On March 16, the ModeRNA vaccine completed its first injection in Seattle, the United States, becoming the world’s first human trial of a COVID-19 vaccine.
What kind of technology is mRNA vaccine?
mRNA (messenger RNA) is a single-stranded ribonucleic acid that translates proteins in cells.
Only 4 days after identifying the pathogen of the new coronavirus, Chinese scientists announced the full sequence of the new coronavirus genome to the world. Three days after the sequence was published, Barney Graham of the National Institute of Allergy and Infectious Diseases (NIAID) calculated the best target for the vaccine—Spike Protein.
It is precisely because of these two unprecedented speeds that the development of mRNA vaccines is progressing rapidly.
Researchers can directly modify and edit the RNA segment of the translation target protein through the published RNA sequence of the new coronavirus (for example: Pfizer uses the method of 1-methyl-pseudouridine modification) to obtain a segment that can produce antigen RNA fragments of proteins.
After this piece of RNA is injected into the body, the body’s somatic cells produce a large number of antigen proteins on their own, causing a specific immune response.
Source: BioNTech 2020/4 BNT162 latest progress
In theory, this method can make people resist. The mRNA that enters the human body can further guide the translation of the antigen protein, and degrade it in the body after the guidance is completed.
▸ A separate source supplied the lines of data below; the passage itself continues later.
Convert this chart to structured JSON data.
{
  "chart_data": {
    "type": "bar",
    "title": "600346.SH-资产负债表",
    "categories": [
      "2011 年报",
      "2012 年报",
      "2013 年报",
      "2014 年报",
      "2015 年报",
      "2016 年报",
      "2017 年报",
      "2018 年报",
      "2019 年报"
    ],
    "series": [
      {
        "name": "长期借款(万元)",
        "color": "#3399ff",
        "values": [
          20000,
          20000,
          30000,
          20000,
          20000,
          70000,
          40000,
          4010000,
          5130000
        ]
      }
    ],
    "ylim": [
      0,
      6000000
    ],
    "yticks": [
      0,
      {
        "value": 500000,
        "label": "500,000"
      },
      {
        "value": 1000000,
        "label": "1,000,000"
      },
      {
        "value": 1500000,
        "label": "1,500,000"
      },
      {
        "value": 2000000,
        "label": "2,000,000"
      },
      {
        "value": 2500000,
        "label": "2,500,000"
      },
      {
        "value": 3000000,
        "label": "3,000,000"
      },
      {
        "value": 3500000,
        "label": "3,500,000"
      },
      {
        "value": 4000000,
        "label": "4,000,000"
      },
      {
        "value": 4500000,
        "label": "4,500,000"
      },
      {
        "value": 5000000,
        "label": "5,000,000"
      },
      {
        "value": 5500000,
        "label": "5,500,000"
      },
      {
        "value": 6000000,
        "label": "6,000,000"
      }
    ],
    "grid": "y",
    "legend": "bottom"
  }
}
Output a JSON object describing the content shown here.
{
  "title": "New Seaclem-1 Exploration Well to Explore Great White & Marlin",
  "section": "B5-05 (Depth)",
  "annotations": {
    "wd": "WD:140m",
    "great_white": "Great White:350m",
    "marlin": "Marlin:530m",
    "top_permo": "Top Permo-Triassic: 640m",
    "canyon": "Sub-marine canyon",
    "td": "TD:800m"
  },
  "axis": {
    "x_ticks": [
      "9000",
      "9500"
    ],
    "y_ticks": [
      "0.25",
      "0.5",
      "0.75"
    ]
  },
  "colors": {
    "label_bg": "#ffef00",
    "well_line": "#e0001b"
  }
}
But theory is theory after all. mRNA vaccine technology has appeared as early as the 1990s.
The reason why it has not replaced traditional vaccine technology is that it is very restricted by technology, the nature of mRNA itself and many other factors.
Ordinary vaccines (inactivated virus or antigen protein, etc.) are generally stable and can reach the body by intravenous injection, but the mRNA itself is very unstable and easily degraded.
Pfizer uses liposome encapsulation technology to make mRNA into nanoparticles, which “disguise” vaccines as viruses. After injection, the vaccine enters the cell through endocytosis and releases the mRNA in the nanoparticle in the cell, thereby exerting the role of mRNA.
In this way, the problem of rapid degradation of mRNA after entering the human body can be solved. Judging from the results of phase I, II, and III clinical trials currently published, this program has received data support.